行う場合、返品調整引当金に関する明細書を添付する必要があります。

 

返品調整引当金に関する明細書

https://www.nta.go.jp/tetsuzuki/shinsei/annai/shinkoku/pdf/1557/30.pdf

 

 

6.家事関連費は計上しているか確認する

 

店舗兼住宅について支払った地代家賃、火災保険料、固定資産税、修繕費、水道料や電気料などのうちに含まれる、店舗にかかる部分は費用とできます。家事分と事業分との区分は、使用面積や点灯時間などの適切な基準によって按分計算します。

 

No.2210 やさしい必要経費の知識
https://www.nta.go.jp/taxanswer/shotoku/2210.htm
[3]必要経費に算入する場合の注意事項

 

 

7.棚卸資産の評価減は計上しているか確認する

 

棚卸資産のうち、災害により著しく損傷を受けたり、陳腐化したなどにより①通常の販売価額で販売できないものや、②通常の方法では使用に耐えないものは、年度末現在の処分可能価額で評価することができます

 

 

8.開業前の費用(開業費)は費用化しているか確認する

 

開業前にかかった経費がある場合、それらを費用にすることができます。

通常「個人事業の開業・廃業等届出書」に記載した日が開業費とみなされます。

開業費となるかのどうかは、基本的に事業を始めるためにかかった費用であれば認められます。

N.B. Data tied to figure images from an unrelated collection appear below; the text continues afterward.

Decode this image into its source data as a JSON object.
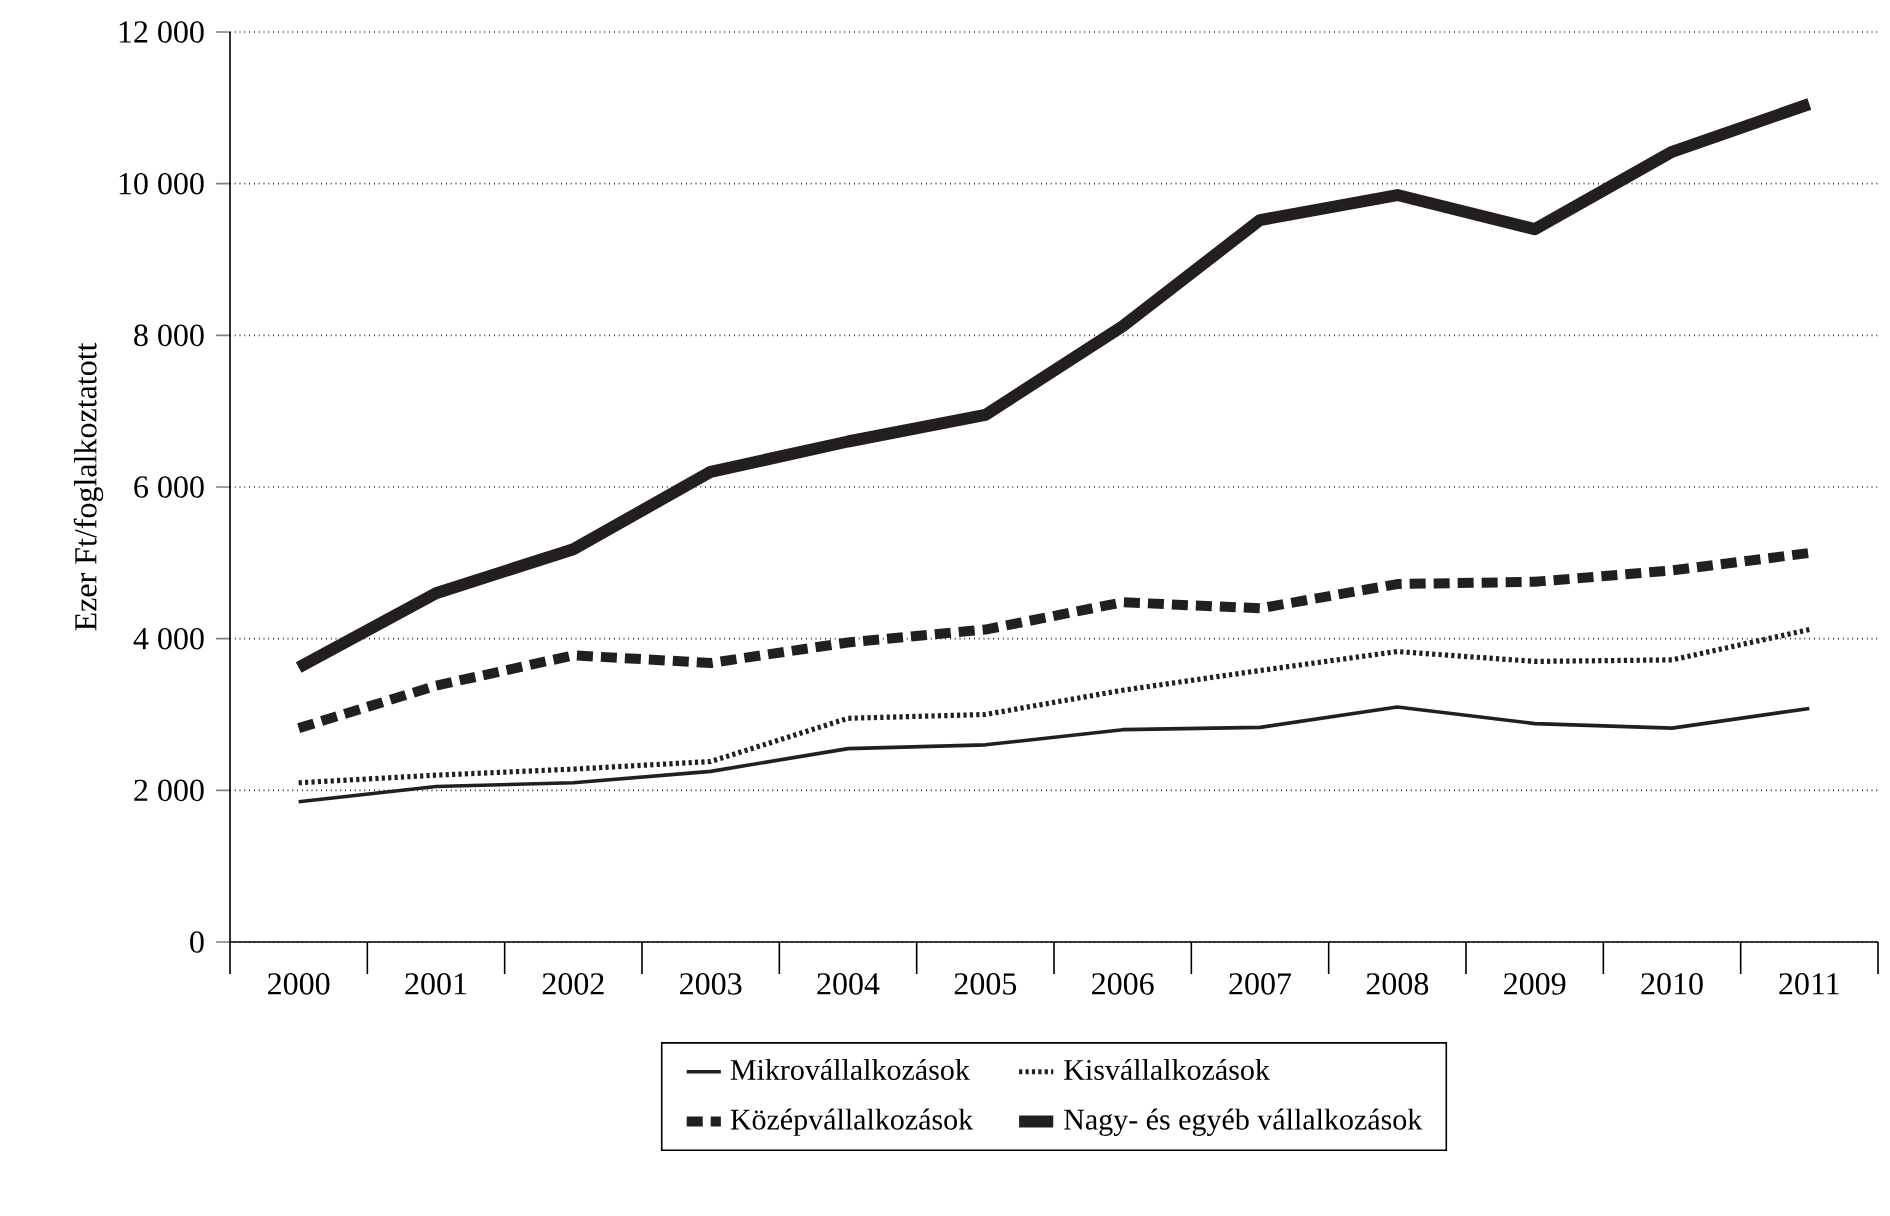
{
  "chart_data": {
    "type": "line",
    "ylabel": "Ezer Ft/foglalkoztatott",
    "categories": [
      "2000",
      "2001",
      "2002",
      "2003",
      "2004",
      "2005",
      "2006",
      "2007",
      "2008",
      "2009",
      "2010",
      "2011"
    ],
    "series": [
      {
        "name": "Mikrovállalkozások",
        "color": "#231f20",
        "line_style": "solid",
        "values": [
          1850,
          2050,
          2100,
          2250,
          2550,
          2600,
          2800,
          2830,
          3100,
          2880,
          2820,
          3080
        ]
      },
      {
        "name": "Kisvállalkozások",
        "color": "#231f20",
        "line_style": "dotted",
        "values": [
          2100,
          2200,
          2280,
          2380,
          2950,
          3000,
          3320,
          3580,
          3830,
          3700,
          3720,
          4120
        ]
      },
      {
        "name": "Középvállalkozások",
        "color": "#231f20",
        "line_style": "dashed",
        "values": [
          2820,
          3380,
          3780,
          3680,
          3950,
          4120,
          4480,
          4400,
          4720,
          4750,
          4900,
          5130
        ]
      },
      {
        "name": "Nagy- és egyéb vállalkozások",
        "color": "#231f20",
        "line_style": "solid",
        "values": [
          3620,
          4600,
          5180,
          6200,
          6600,
          6950,
          8120,
          9520,
          9850,
          9400,
          10420,
          11050
        ]
      }
    ],
    "ylim": [
      0,
      12000
    ],
    "yticks": [
      0,
      {
        "value": 2000,
        "label": "2 000"
      },
      {
        "value": 4000,
        "label": "4 000"
      },
      {
        "value": 6000,
        "label": "6 000"
      },
      {
        "value": 8000,
        "label": "8 000"
      },
      {
        "value": 10000,
        "label": "10 000"
      },
      {
        "value": 12000,
        "label": "12 000"
      }
    ],
    "grid": "y",
    "legend": "bottom",
    "marker": "none"
  }
}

5年以内あれば任意の金額(開業費の範囲内)で自由に費用処理することができます。

 

 

9.来期の売上や今期の費用にできるものがないか確認する

 

①売上を来期に繰り延べられるケース

まだ商品などを売り上げていないのに受け取っているお金がある場合、本年度分の収入金額から除いて、前受金で処理することができます。

 

②費用を今期に計上できるケース

本年分の地代家賃などで未払のものは、未払費用として本年分の必要経費にすることができます。

 

要件が厳しいものもありますが、該当するものがあるのであれば、ぜひ見直してみましょう。